2 CD Palazzetto Bru Zane BZ 1046
En 1984, le Châtelet affichait La Fille de Madame Angot. Depuis, la capitale n’a plus entendu ce joyau de la musique légère française, et l’on ne peut que le regretter. Cet enregistrement remettra-t-il les pendules à l’heure ? On le doit au Palazzetto Bru Zane qui, du 16 au 20 février 2021, a confié au studio le titre le plus connu de Charles Lecocq (1832-1918).
À l’époque où la grande opérette classique avait droit de cité sur les scènes françaises, La Fille de Madame Angot figurait parmi les ouvrages favoris du public. À juste titre. Le livret de Clairville, Paul Siraudin et Victor Koning, situé dans un cadre historique revu de manière humoristique et pittoresque – le Directoire –, n’hésite pas à mettre en scène des personnages ayant réellement existé (Ange Pitou, dont, en 1850, Alexandre Dumas avait déjà fait un héros romanesque, Mademoiselle Lange, comédienne à la vie mouvementée et aux mœurs légères…), réunis autour de la fille d’une fameuse héroïne de fiction, Madame Angot.
Quant à la musique, vite devenue populaire après la création bruxelloise (4 décembre 1872), puis la première parisienne (21 février 1873), elle est de celles qui, avec le temps, portent bien leur âge. Datée mais nullement démodée, spirituelle, vive, enlevée, elle témoigne d’un art qui va bien au-delà du simple savoir-faire, et d’une louable ambition de donner à un genre supposé mineur ses lettres de noblesse – ce n’est pas un hasard si la partition porte l’indication « opéra-comique ». Les airs sont joyeux, truculents, à peine teintés de nostalgie si besoin est, et se glissent facilement dans l’oreille. Quant aux ensembles, ils révèlent une écriture aisément maîtrisée, dont les finales sont des exemples éloquents.

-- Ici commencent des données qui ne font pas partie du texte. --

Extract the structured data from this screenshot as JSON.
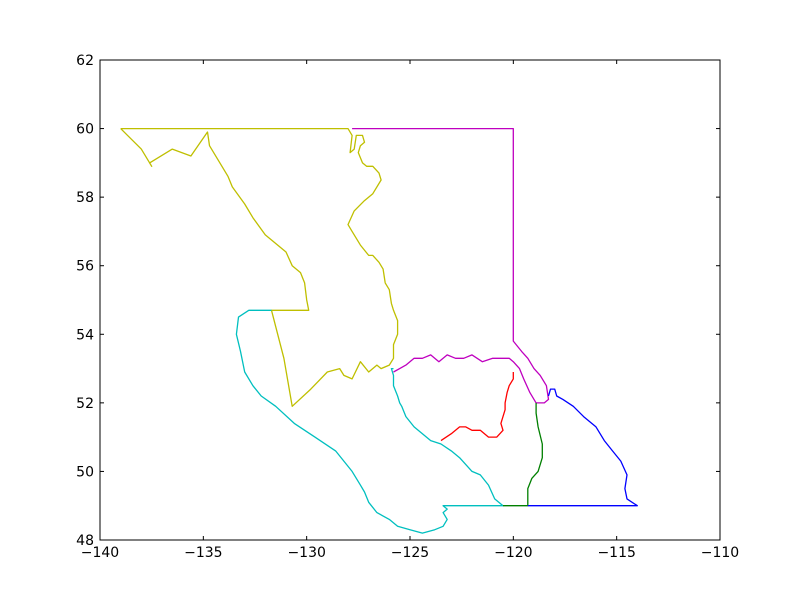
{
  "chart_data": {
    "type": "line",
    "title": "",
    "xlabel": "",
    "ylabel": "",
    "xlim": [
      -140,
      -110
    ],
    "ylim": [
      48,
      62
    ],
    "xticks": [
      -140,
      -135,
      -130,
      -125,
      -120,
      -115,
      -110
    ],
    "yticks": [
      48,
      50,
      52,
      54,
      56,
      58,
      60,
      62
    ],
    "xtick_labels": [
      "−140",
      "−135",
      "−130",
      "−125",
      "−120",
      "−115",
      "−110"
    ],
    "ytick_labels": [
      "48",
      "50",
      "52",
      "54",
      "56",
      "58",
      "60",
      "62"
    ],
    "grid": false,
    "legend": "none",
    "series": [
      {
        "color": "#bfbf00",
        "x": [
          -139.0,
          -138.0,
          -137.5,
          -137.6,
          -136.5,
          -135.6,
          -134.8,
          -134.7,
          -134.2,
          -133.8,
          -133.6,
          -133.0,
          -132.6,
          -132.0,
          -131.0,
          -130.7,
          -130.3,
          -130.1,
          -130.0,
          -129.9,
          -130.1,
          -130.5,
          -131.0,
          -131.7,
          -131.1,
          -130.7,
          -129.8,
          -129.0,
          -128.4,
          -128.2,
          -127.8,
          -127.4,
          -127.0,
          -126.6,
          -126.4,
          -126.0,
          -125.8,
          -125.8,
          -125.6,
          -125.6,
          -125.8,
          -125.9,
          -126.0,
          -126.2,
          -126.3,
          -126.5,
          -126.8,
          -127.0,
          -127.4,
          -127.8,
          -128.0,
          -127.7,
          -127.2,
          -126.8,
          -126.4,
          -126.5,
          -126.8,
          -127.1,
          -127.3,
          -127.5,
          -127.4,
          -127.2,
          -127.3,
          -127.6,
          -127.7,
          -127.9,
          -127.8,
          -128.0,
          -138.0,
          -139.0
        ],
        "y": [
          60.0,
          59.4,
          58.9,
          59.0,
          59.4,
          59.2,
          59.9,
          59.5,
          59.0,
          58.6,
          58.3,
          57.8,
          57.4,
          56.9,
          56.4,
          56.0,
          55.8,
          55.5,
          55.0,
          54.7,
          54.7,
          54.7,
          54.7,
          54.7,
          53.3,
          51.9,
          52.4,
          52.9,
          53.0,
          52.8,
          52.7,
          53.2,
          52.9,
          53.1,
          53.0,
          53.1,
          53.3,
          53.7,
          54.0,
          54.4,
          54.7,
          54.9,
          55.3,
          55.5,
          55.9,
          56.1,
          56.3,
          56.3,
          56.6,
          57.0,
          57.2,
          57.6,
          57.9,
          58.1,
          58.5,
          58.7,
          58.9,
          58.9,
          59.0,
          59.3,
          59.5,
          59.6,
          59.8,
          59.8,
          59.4,
          59.3,
          59.8,
          60.0,
          60.0,
          60.0
        ]
      },
      {
        "color": "#00bfbf",
        "x": [
          -131.7,
          -132.8,
          -133.3,
          -133.4,
          -133.2,
          -133.0,
          -132.6,
          -132.2,
          -131.5,
          -130.6,
          -129.6,
          -128.6,
          -127.8,
          -127.4,
          -127.2,
          -127.0,
          -126.6,
          -126.0,
          -125.6,
          -125.0,
          -124.4,
          -123.8,
          -123.4,
          -123.2,
          -123.4,
          -123.2,
          -123.4,
          -122.0,
          -120.5,
          -120.9,
          -121.2,
          -121.6,
          -122.0,
          -122.3,
          -122.6,
          -123.0,
          -123.5,
          -124.0,
          -124.4,
          -124.8,
          -125.2,
          -125.4,
          -125.5,
          -125.6,
          -125.8,
          -125.8,
          -125.9,
          -125.8
        ],
        "y": [
          54.7,
          54.7,
          54.5,
          54.0,
          53.5,
          52.9,
          52.5,
          52.2,
          51.9,
          51.4,
          51.0,
          50.6,
          50.0,
          49.6,
          49.4,
          49.1,
          48.8,
          48.6,
          48.4,
          48.3,
          48.2,
          48.3,
          48.4,
          48.6,
          48.8,
          48.9,
          49.0,
          49.0,
          49.0,
          49.2,
          49.6,
          49.9,
          50.0,
          50.2,
          50.4,
          50.6,
          50.8,
          50.9,
          51.1,
          51.3,
          51.6,
          51.9,
          52.0,
          52.2,
          52.5,
          52.8,
          53.0,
          53.0
        ]
      },
      {
        "color": "#bf00bf",
        "x": [
          -127.8,
          -120.0,
          -120.0,
          -119.6,
          -119.3,
          -119.0,
          -118.7,
          -118.4,
          -118.3,
          -118.5,
          -118.9,
          -119.2,
          -119.5,
          -119.7,
          -120.0,
          -120.2,
          -120.6,
          -121.0,
          -121.5,
          -122.0,
          -122.4,
          -122.8,
          -123.2,
          -123.6,
          -124.0,
          -124.4,
          -124.8,
          -125.2,
          -125.5,
          -125.8
        ],
        "y": [
          60.0,
          60.0,
          53.8,
          53.5,
          53.3,
          53.0,
          52.8,
          52.5,
          52.1,
          52.0,
          52.0,
          52.3,
          52.7,
          53.0,
          53.2,
          53.3,
          53.3,
          53.3,
          53.2,
          53.4,
          53.3,
          53.3,
          53.4,
          53.2,
          53.4,
          53.3,
          53.3,
          53.1,
          53.0,
          52.9
        ]
      },
      {
        "color": "#ff0000",
        "x": [
          -123.5,
          -123.0,
          -122.6,
          -122.3,
          -122.0,
          -121.6,
          -121.2,
          -120.8,
          -120.5,
          -120.6,
          -120.4,
          -120.4,
          -120.3,
          -120.2,
          -120.0,
          -120.0
        ],
        "y": [
          50.9,
          51.1,
          51.3,
          51.3,
          51.2,
          51.2,
          51.0,
          51.0,
          51.2,
          51.4,
          51.8,
          52.0,
          52.3,
          52.5,
          52.7,
          52.9
        ]
      },
      {
        "color": "#007f00",
        "x": [
          -120.5,
          -119.3,
          -119.3,
          -119.1,
          -118.8,
          -118.6,
          -118.6,
          -118.8,
          -118.9,
          -118.9
        ],
        "y": [
          49.0,
          49.0,
          49.5,
          49.8,
          50.0,
          50.4,
          50.8,
          51.3,
          51.7,
          52.0
        ]
      },
      {
        "color": "#0000ff",
        "x": [
          -119.3,
          -114.0,
          -114.5,
          -114.6,
          -114.5,
          -114.8,
          -115.2,
          -115.6,
          -116.0,
          -116.6,
          -117.1,
          -117.6,
          -117.9,
          -118.0,
          -118.2,
          -118.3
        ],
        "y": [
          49.0,
          49.0,
          49.2,
          49.5,
          49.9,
          50.3,
          50.6,
          50.9,
          51.3,
          51.6,
          51.9,
          52.1,
          52.2,
          52.4,
          52.4,
          52.2
        ]
      }
    ]
  }
}
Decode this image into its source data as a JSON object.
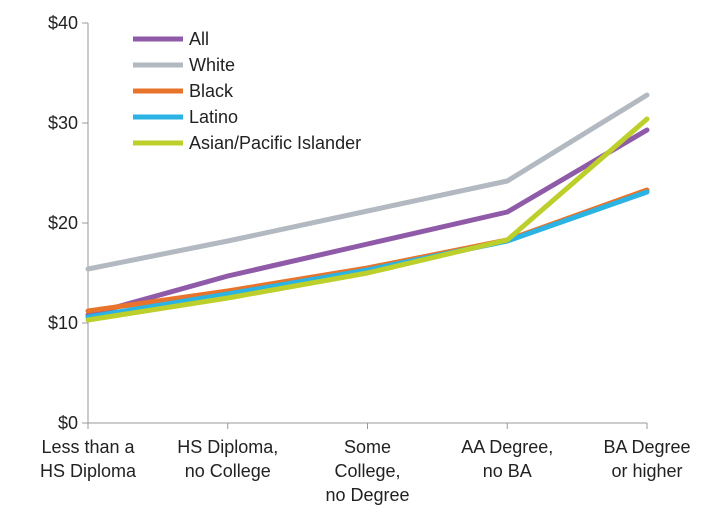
{
  "chart_data": {
    "type": "line",
    "title": "",
    "xlabel": "",
    "ylabel": "",
    "ylim": [
      0,
      40
    ],
    "yticks": [
      0,
      10,
      20,
      30,
      40
    ],
    "ytick_labels": [
      "$0",
      "$10",
      "$20",
      "$30",
      "$40"
    ],
    "categories": [
      [
        "Less than a",
        "HS Diploma"
      ],
      [
        "HS Diploma,",
        "no College"
      ],
      [
        "Some",
        "College,",
        "no Degree"
      ],
      [
        "AA Degree,",
        "no BA"
      ],
      [
        "BA Degree",
        "or higher"
      ]
    ],
    "grid": false,
    "legend_position": "top-left",
    "series": [
      {
        "name": "All",
        "color": "#8f5aa8",
        "values": [
          10.8,
          14.7,
          17.9,
          21.1,
          29.3
        ]
      },
      {
        "name": "White",
        "color": "#b2b9c0",
        "values": [
          15.4,
          18.2,
          21.2,
          24.2,
          32.8
        ]
      },
      {
        "name": "Black",
        "color": "#e8732a",
        "values": [
          11.2,
          13.2,
          15.5,
          18.3,
          23.3
        ]
      },
      {
        "name": "Latino",
        "color": "#2ab3e3",
        "values": [
          10.6,
          12.9,
          15.3,
          18.2,
          23.1
        ]
      },
      {
        "name": "Asian/Pacific Islander",
        "color": "#bccf2a",
        "values": [
          10.3,
          12.5,
          15.0,
          18.3,
          30.4
        ]
      }
    ]
  }
}
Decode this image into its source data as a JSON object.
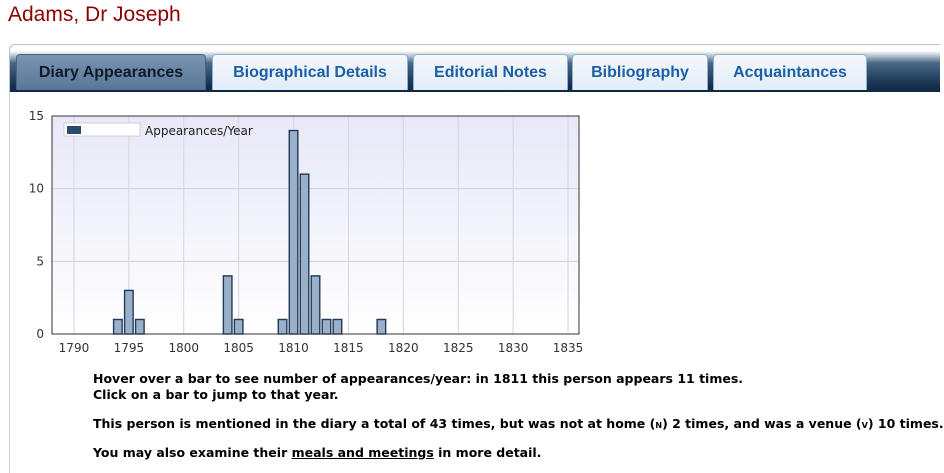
{
  "page_title": "Adams, Dr Joseph",
  "tabs": [
    {
      "label": "Diary Appearances",
      "active": true
    },
    {
      "label": "Biographical Details",
      "active": false
    },
    {
      "label": "Editorial Notes",
      "active": false
    },
    {
      "label": "Bibliography",
      "active": false
    },
    {
      "label": "Acquaintances",
      "active": false
    }
  ],
  "colors": {
    "title": "#8b0000",
    "bar_fill": "#9ab0c9",
    "bar_stroke": "#1f3a5c",
    "tab_text": "#1d5fa6"
  },
  "chart_data": {
    "type": "bar",
    "title": "",
    "xlabel": "",
    "ylabel": "",
    "legend": {
      "label": "Appearances/Year",
      "position": "top-left"
    },
    "xlim": [
      1788,
      1836
    ],
    "ylim": [
      0,
      15
    ],
    "x_ticks": [
      1790,
      1795,
      1800,
      1805,
      1810,
      1815,
      1820,
      1825,
      1830,
      1835
    ],
    "y_ticks": [
      0,
      5,
      10,
      15
    ],
    "grid": true,
    "x": [
      1794,
      1795,
      1796,
      1804,
      1805,
      1809,
      1810,
      1811,
      1812,
      1813,
      1814,
      1818
    ],
    "values": [
      1,
      3,
      1,
      4,
      1,
      1,
      14,
      11,
      4,
      1,
      1,
      1
    ]
  },
  "info": {
    "hover_text": "Hover over a bar to see number of appearances/year: in 1811 this person appears 11 times.",
    "click_text": "Click on a bar to jump to that year.",
    "mention_start": "This person is mentioned in the diary a total of 43 times, but was not at home (",
    "not_home_symbol": "N",
    "mention_mid": ") 2 times, and was a venue (",
    "venue_symbol": "V",
    "mention_end": ") 10 times.",
    "examine_start": "You may also examine their ",
    "examine_link": "meals and meetings",
    "examine_end": " in more detail."
  }
}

À la tête d’un Orchestre de Chambre de Paris pétillant, Sébastien Rouland mène la danse avec une verve et un humour qui ne manquent pas d’élégance. Le Chœur du Concert Spirituel n’a rien à leur envier. La distribution ? C’est un sans-faute. Flannan Obé campe un Trénitz très drôle, mais sans tomber dans la caricature. Impayable dans les rôles de composition, Ingrid Perruche fait un sort aux fameux « Couplets » d’Amaranthe. D’une voix mordante, Matthieu Lécroart incarne un Larivaudière pétulant.
Artavazd Sargsyan prête à Pomponnet une finesse bienvenue. Quant au trio Clairette/Mademoiselle Lange/Ange Pitou, il est épatant. La fraîcheur d’Anne-Catherine Gillet, la classe de Véronique Gens, l’impétuosité de Mathias Vidal se fondent en un ensemble irrésistible. Tous forment une véritable équipe – et l’on sait que, dans ce répertoire, l’union fait la force.
Les dialogues parlés ont été raccourcis, mais non réécrits. L’édition musicale est celle de la création bruxelloise, et fait donc appel à un orchestre plus léger que celui utilisé par la suite. En bonus, le duo de l’acte I, entre Ange Pitou et Larivaudière, tel qu’il fut donné à Paris, en 1873, et, surtout, la version révisée du duetto du II, entre Mademoiselle Lange et Ange Pitou (« Voyons, monsieur, raisonnons politique »), bien supérieure à celle qui l’avait précédée.
Comme toujours avec le Palazzetto, le livret est imprimé dans son intégralité, précédé de textes de présentation éclairants. Tout est donc réuni pour que cette intégrale, dominant nettement la maigre discographie, devienne une référence.